If there is one lesson to be learnt from Michel Roux’s Service, it is that so-called “reality” television need not be about contestants trumping one another for the position of the story’s antagonist; nor does it need to be about producers manipulating the stories of its characters to such an extent that it leaves any sense of reality in the dust of their unscrupulous, money-hungry puppetry. Instead, why not set out an objective at the start of your documentary and focus your series on maintaining this throughout, saving your creative desires for post-production? Before I lead you too far along this rant against what reality television has become, allow me to explain why Service, an eight-part BBC series from 2011, has had such a reaction on me.
Take eight young Brits, each of whom has their reason for losing life direction at an early age, ASBOs, teenage pregnancy, even family tragedy, and throw them into eight weeks of increasingly intricate and demanding dinner service mentored by two-star Michelin chef Michel Roux Jr. and “service guru” Fred Sirieix of Michelin starred Galvin at Windows at London’s Park Lane Hilton hotel. The goal is not fame, fortune or celebrity status, and the anonymity of the contestants and the show itself in the years that followed have proven this, but of two simple scholarships: one maître-d scholarship and one wine connoisseur.

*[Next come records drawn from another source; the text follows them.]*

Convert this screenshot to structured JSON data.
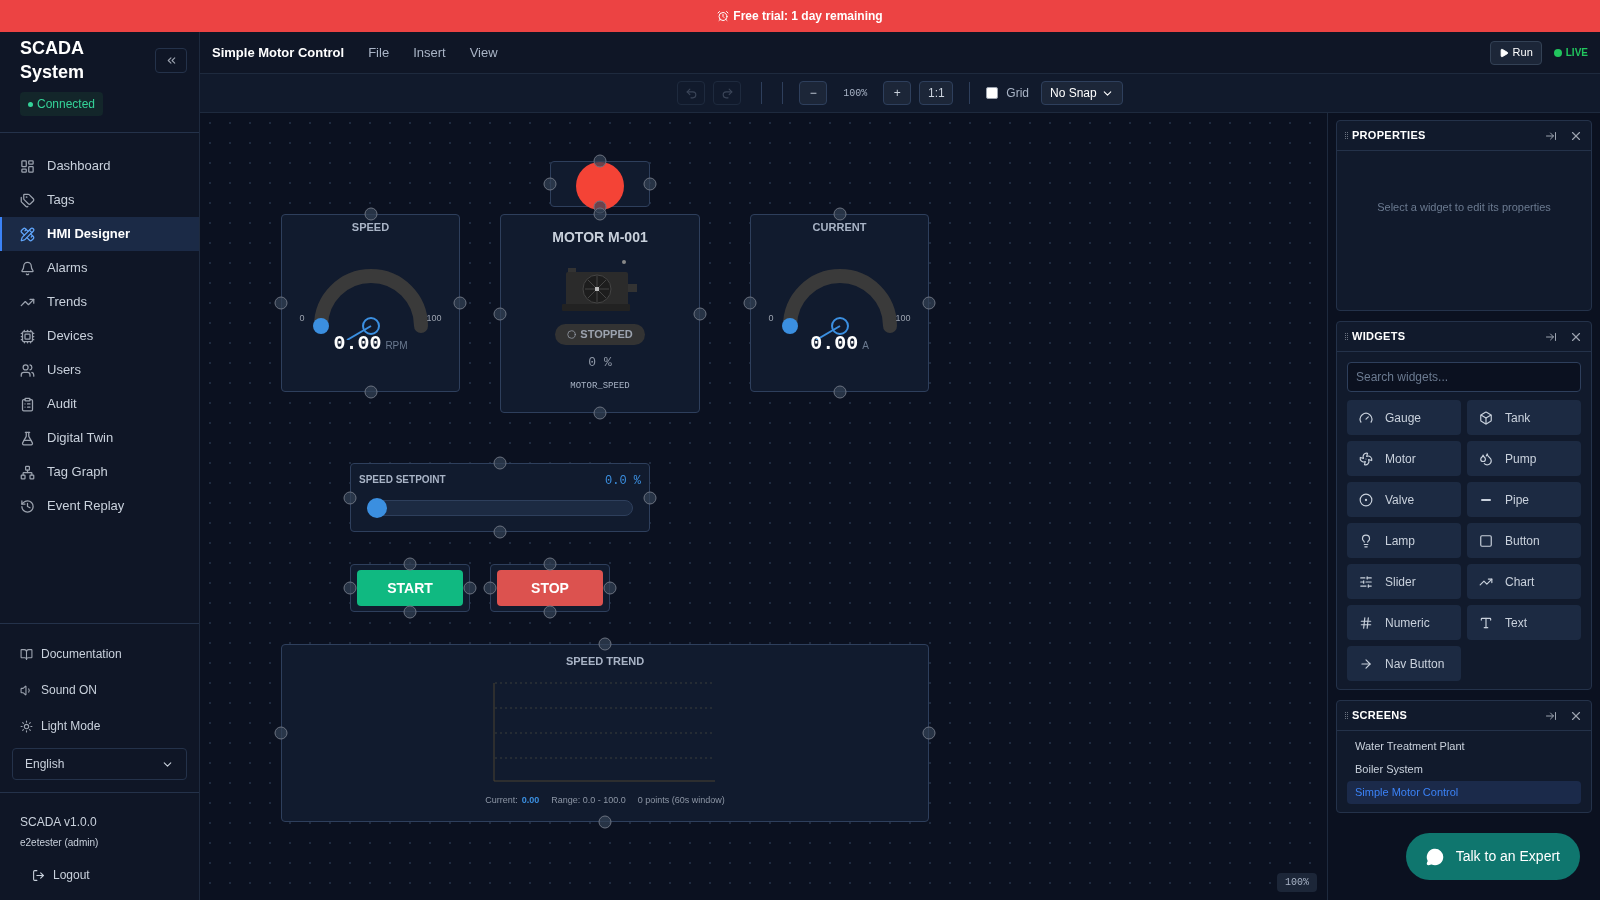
{
  "banner": {
    "text": "Free trial: 1 day remaining"
  },
  "sidebar": {
    "title": "SCADA System",
    "status": "Connected",
    "connected": true,
    "items": [
      {
        "label": "Dashboard",
        "selected": false
      },
      {
        "label": "Tags",
        "selected": false
      },
      {
        "label": "HMI Designer",
        "selected": true
      },
      {
        "label": "Alarms",
        "selected": false
      },
      {
        "label": "Trends",
        "selected": false
      },
      {
        "label": "Devices",
        "selected": false
      },
      {
        "label": "Users",
        "selected": false
      },
      {
        "label": "Audit",
        "selected": false
      },
      {
        "label": "Digital Twin",
        "selected": false
      },
      {
        "label": "Tag Graph",
        "selected": false
      },
      {
        "label": "Event Replay",
        "selected": false
      }
    ],
    "footer_items": [
      "Documentation",
      "Sound ON",
      "Light Mode"
    ],
    "language": "English",
    "version": "SCADA v1.0.0",
    "user": "e2etester (admin)",
    "logout": "Logout"
  },
  "menu": {
    "title": "Simple Motor Control",
    "items": [
      "File",
      "Insert",
      "View"
    ],
    "run": "Run",
    "live": "LIVE"
  },
  "toolbar": {
    "undo_disabled": true,
    "redo_disabled": true,
    "zoom_out": "−",
    "zoom": "100%",
    "zoom_in": "+",
    "reset": "1:1",
    "grid_label": "Grid",
    "grid_checked": false,
    "snap": "No Snap"
  },
  "canvas": {
    "widgets": [
      {
        "kind": "gauge",
        "title": "SPEED",
        "value": "0.00",
        "unit": "RPM",
        "min": "0",
        "max": "100",
        "level": 0
      },
      {
        "kind": "lamp",
        "on": true
      },
      {
        "kind": "motor",
        "title": "MOTOR M-001",
        "status": "STOPPED",
        "running": false,
        "value": "0 %",
        "tag": "MOTOR_SPEED"
      },
      {
        "kind": "gauge",
        "title": "CURRENT",
        "value": "0.00",
        "unit": "A",
        "min": "0",
        "max": "100",
        "level": 0
      },
      {
        "kind": "slider",
        "title": "SPEED SETPOINT",
        "reading": "0.0 %",
        "level": 0
      },
      {
        "kind": "button",
        "label": "START",
        "color": "#10b981"
      },
      {
        "kind": "button",
        "label": "STOP",
        "color": "#dc524f"
      },
      {
        "kind": "trend",
        "title": "SPEED TREND",
        "current_label": "Current:",
        "current": "0.00",
        "range": "Range: 0.0 - 100.0",
        "points": "0 points (60s window)"
      }
    ],
    "zoom": "100%"
  },
  "properties": {
    "title": "PROPERTIES",
    "empty": "Select a widget to edit its properties"
  },
  "widgets_panel": {
    "title": "WIDGETS",
    "search_placeholder": "Search widgets...",
    "items": [
      "Gauge",
      "Tank",
      "Motor",
      "Pump",
      "Valve",
      "Pipe",
      "Lamp",
      "Button",
      "Slider",
      "Chart",
      "Numeric",
      "Text",
      "Nav Button"
    ]
  },
  "screens": {
    "title": "SCREENS",
    "items": [
      {
        "label": "Water Treatment Plant",
        "selected": false
      },
      {
        "label": "Boiler System",
        "selected": false
      },
      {
        "label": "Simple Motor Control",
        "selected": true
      }
    ]
  },
  "chat": {
    "label": "Talk to an Expert"
  }
}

That is all that is being offered by Michel Roux, who will also make the decision by himself in the final episode; a chance for two of these young people to get one rung closer to making something of themselves in a field they would have thought never possible. It would be tempting to use weekly evictions as a draw for keeping the audience engaged but in fact most of the original cast remain until the final moment when Roux makes his decision. This risk pays off, however, as our connection to the contestants and to their journey from having never eaten a three-course meal to serving Michelin starred ones is enough to hold us. We want characters to succeed, we want other to fail at times and through it all Roux and Sirieix remain as nice a pair of mentors as one could hope for.
Critics argue that this nicely, nicely approach adopted by the pair meant they were “exactly the kind of boss you would like in real life; the last you want to see on TV” because “reality TV thrives on bullies” (John Grace, The Guardian). Whilst I have already agreed with the latter point, I must argue that some of us grow tired of the good vs. evil storylines that bleed into every overproduced episode of today’s Big Brother or Hell’s Kitchen and that reality television does not always have to be so strangled by conflict and debauchery. Personally, I want characters and plot to feel real and reality does not always need a hero and a villain if the people and the stories are interesting enough for us to care.
Speaking of production though, this is perhaps where Service shines most of all. I will steer clear of the comparison of a show about the values of the intricate details of dinner service being produced with such delicacy (although I’m aware I just have made that exact comparison) but it is narratively expertly fine-tuned. We are given enough backstory to care but not enough to bore (X Factor this is not); each episode steps the level of service required and therefore the pressure on the characters up and everyone makes mistakes from time-to-time. The music must be highlighted too. The original composition there is feels natural and understated, with its simple piano pieces, and the pre-composed choices fit seamlessly amongst them and nicely with where the story is. In fact, my one gripe, if I were to search for one, would be the choice of pop songs in the series finale which not only felt jarring and out of place but went completely against what the series had sounded like in the seven episodes previous.
Michel Roux’s Service is a beautiful series. Just because reality television has become the nonsensical celebrity factory that it is, does not mean it cannot still produce something worth watching – even if I had to search back four years in the past to find it.